Ok. It wasn't that long ago, just 3 years. And it wasn't quite a galaxy far away, although Provo, UT seems a little...out of this world, to some.
I was living what felt like the life. I had my dream car, played all day and night, and made life long best friends.
Eventually though, after running out of money, and failing to find a steady job, my parents told me to come on home.
I hated it. I cried every day, and vowed that I would make no friends, date nobody, and just save all of my money to go back. (I'm not dramatic at all. Ha.)
But then I met someone-and we got married. And this light clicked in my head that THIS was the reason things didn't work out in Utah-because Heavenly Father knew my spouse was here, and this was where I needed to be.
And ever since the day that my marriage ended, all I've wanted is to go back. Maybe I'm romanticizing it. Maybe it's really not all that it's cracked up to be.
Sometimes I think rationally, and realize that I have it great here-my social life has exploded, I live near my family, and I don't want to miss my niece growing up, or Kelsey and Heather graduating from high school. But a huge part of me has realized what a small town Mesa is-and it feels even smaller when you're divorced. Everybody knows everybody somehow, and sometimes a fresh start sounds like a dream come true.

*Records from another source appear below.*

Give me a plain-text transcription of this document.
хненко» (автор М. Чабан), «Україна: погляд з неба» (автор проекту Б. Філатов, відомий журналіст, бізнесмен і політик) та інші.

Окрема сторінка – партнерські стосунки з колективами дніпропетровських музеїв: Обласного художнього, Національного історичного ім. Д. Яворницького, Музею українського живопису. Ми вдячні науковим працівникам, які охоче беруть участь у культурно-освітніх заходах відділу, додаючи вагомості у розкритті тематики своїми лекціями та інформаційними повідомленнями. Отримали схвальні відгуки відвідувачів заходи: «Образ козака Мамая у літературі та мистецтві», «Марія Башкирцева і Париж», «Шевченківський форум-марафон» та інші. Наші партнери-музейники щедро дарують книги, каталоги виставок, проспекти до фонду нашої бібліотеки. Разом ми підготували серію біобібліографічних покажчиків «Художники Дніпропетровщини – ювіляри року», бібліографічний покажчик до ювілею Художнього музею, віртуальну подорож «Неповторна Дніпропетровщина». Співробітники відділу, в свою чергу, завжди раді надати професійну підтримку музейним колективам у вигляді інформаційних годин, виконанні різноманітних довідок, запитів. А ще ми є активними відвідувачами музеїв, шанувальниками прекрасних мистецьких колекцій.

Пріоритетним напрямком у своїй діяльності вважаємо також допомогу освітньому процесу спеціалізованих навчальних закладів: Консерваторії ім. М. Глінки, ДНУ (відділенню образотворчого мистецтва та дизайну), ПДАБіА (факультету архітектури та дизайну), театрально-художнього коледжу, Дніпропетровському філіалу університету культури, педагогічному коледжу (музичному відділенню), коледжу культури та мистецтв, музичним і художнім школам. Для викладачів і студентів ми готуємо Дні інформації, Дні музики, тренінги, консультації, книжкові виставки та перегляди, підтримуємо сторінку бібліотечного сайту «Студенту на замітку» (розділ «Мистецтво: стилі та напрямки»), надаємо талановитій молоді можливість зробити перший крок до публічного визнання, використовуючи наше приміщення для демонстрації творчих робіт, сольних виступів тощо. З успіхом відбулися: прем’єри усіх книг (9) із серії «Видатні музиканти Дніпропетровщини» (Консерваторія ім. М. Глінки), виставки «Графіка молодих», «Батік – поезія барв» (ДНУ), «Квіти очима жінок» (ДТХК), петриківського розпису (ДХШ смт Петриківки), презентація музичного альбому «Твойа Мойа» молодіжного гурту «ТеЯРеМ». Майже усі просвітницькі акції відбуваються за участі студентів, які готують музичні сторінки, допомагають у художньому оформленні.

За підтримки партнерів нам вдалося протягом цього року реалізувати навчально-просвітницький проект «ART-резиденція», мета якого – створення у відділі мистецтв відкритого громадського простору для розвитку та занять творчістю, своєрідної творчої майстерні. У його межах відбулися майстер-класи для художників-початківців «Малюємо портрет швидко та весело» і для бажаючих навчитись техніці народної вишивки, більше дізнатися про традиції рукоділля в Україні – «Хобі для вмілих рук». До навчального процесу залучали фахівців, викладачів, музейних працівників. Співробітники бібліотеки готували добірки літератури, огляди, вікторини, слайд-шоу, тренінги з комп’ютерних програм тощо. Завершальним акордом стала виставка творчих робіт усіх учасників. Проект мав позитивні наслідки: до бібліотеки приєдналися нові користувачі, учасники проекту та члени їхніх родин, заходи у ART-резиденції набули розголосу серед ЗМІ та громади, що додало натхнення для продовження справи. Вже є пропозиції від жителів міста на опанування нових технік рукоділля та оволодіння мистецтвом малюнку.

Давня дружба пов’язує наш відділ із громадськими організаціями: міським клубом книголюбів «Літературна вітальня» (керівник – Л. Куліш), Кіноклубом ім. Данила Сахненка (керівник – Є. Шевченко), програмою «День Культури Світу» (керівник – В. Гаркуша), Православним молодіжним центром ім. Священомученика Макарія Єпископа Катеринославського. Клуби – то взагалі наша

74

So why don't I just go, you ask? Well. There's the lack of job in Utah (*cough somebodyfindmeone cough*), the lack of money now, and the reality that I have nothing there but a few idealized memories with friends who have moved on with their lives.
But sometimes, or way too frequently in my case, it's OK to reminisce, and wish you had a time machine. So I'll do just that today. And probably tomorrow too.